Zegona on Wednesday posted EUR3.00 billion in revenue for the 15 months that ended March 31, compared to none reported in 2023. Due to acquisition costs, Zegona's pretax loss widened to EUR450.0 million in the 15-month period from EUR15.6 million during the prior 12-month period.
Vodafone Spain had estimated revenue of EUR3.6 billion in the 12 months that ended March 31, compared to GBP3.9 million the year before. During the same 12-month period, operating cash flows were EUR625 million.
In the three months that ended June 30, revenue was EUR895 million, up from EUR871 million the same period of financial 2025. This marks the first time since 2022 that Vodafone Spain has reported first-quarter revenue growth. During the same three months to June 30, operating cash flows were EUR201 million.
In the first quarter of financial 2024, Vodafone Spain's revenue was down 3.0% on-year, the same pace of decline as in the first quarter of financial 2023 and after a marginal rise in the first quarter of financial 2022.
Zegona hailed its consolidation efforts. This included cutting 28% of Vodafone Spain's workforce, which Zegona cited for improved margins. During the 12 months that ended March 31, Vodafone Spain reported EUR1.2 million in earnings before interest, tax, depreciation and amortisation after leases. This compares to a loss of EUR204 million the year prior.
In February this year, Vodafone Spain partnered with Madrid-based Telefonica SA to form Compania Mayorista de Fibra SL, providing broadband access for the retail and wholesale sectors. Vodafone Spain owns 37% of the joint company, while Telefonica holds the remaining majority.

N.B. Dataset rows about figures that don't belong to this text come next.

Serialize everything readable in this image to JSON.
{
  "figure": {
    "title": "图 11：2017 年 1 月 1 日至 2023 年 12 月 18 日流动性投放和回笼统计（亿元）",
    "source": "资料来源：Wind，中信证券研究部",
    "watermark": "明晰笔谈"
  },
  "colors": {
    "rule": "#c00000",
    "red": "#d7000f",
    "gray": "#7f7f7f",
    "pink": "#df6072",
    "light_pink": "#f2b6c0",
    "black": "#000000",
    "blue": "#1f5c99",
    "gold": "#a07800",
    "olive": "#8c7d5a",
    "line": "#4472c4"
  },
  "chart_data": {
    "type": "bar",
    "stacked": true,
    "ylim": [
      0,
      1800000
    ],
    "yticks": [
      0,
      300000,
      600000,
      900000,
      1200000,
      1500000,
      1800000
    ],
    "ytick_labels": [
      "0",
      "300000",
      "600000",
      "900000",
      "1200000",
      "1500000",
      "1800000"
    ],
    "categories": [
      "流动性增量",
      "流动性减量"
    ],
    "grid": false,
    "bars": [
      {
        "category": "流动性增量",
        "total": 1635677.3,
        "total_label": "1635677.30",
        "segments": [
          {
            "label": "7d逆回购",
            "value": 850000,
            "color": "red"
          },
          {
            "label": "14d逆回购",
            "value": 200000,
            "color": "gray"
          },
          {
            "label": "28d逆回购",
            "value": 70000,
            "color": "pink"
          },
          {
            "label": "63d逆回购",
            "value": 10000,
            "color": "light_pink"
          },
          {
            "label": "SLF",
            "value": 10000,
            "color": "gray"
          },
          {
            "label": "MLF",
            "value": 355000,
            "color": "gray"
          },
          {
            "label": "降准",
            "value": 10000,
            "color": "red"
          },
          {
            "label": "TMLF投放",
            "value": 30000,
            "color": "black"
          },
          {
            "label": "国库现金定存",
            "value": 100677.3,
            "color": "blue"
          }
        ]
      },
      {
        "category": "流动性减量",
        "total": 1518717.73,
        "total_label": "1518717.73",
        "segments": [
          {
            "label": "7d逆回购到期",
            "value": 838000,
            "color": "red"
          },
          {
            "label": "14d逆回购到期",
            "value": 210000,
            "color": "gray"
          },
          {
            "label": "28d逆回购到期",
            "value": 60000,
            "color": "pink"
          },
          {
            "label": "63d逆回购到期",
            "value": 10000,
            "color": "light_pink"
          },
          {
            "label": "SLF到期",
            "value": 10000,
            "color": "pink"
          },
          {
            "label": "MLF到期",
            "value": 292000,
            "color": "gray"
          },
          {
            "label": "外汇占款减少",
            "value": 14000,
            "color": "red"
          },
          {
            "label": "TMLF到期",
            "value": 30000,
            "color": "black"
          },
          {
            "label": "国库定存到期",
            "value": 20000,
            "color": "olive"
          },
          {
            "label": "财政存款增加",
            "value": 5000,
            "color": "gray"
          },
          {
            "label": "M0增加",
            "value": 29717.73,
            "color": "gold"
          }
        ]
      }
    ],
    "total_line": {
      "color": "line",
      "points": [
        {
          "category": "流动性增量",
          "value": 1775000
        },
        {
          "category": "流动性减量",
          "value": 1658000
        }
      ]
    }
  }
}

Bloomberg in June reported that Telefonica was discussing a possible deal for Vodafone Spain with Spanish peer MasOrange, half-owned by Orange SA. The talks included the possibility of Telefonica acquiring Vodafone Spain and breaking it up to avoid antitrust violations. MasOrange is considering buying Lowi, Vodafone Spain's low-cost offering, though Bloomberg noted that no formal proposals had been made.
Back in January, Vodafone Spain and MasOrange had entered a binding contract to create a new fibre network company in Spain. FibreCo will bring together network assets of Vodafone Spain and MasOrange to create a 100% fibre-to-the-home network covering 12.2 million premises across Spain.
In Zegona's annual report released on Wednesday, the assets and liabilities that will be transferred out of the company as part of the MasOrange deal were shown as 'held for sale'.
Zegona shares were 0.5% higher at 744.00 pence on Wednesday morning in London for a GBP5.67 billion market capitalisation.
Vodafone was up 1.1% to 81.71 pence in London, Orange was up 0.8% at EUR13.17 in Paris. Telefonica was up 0.8% at EUR4.53 in Madrid.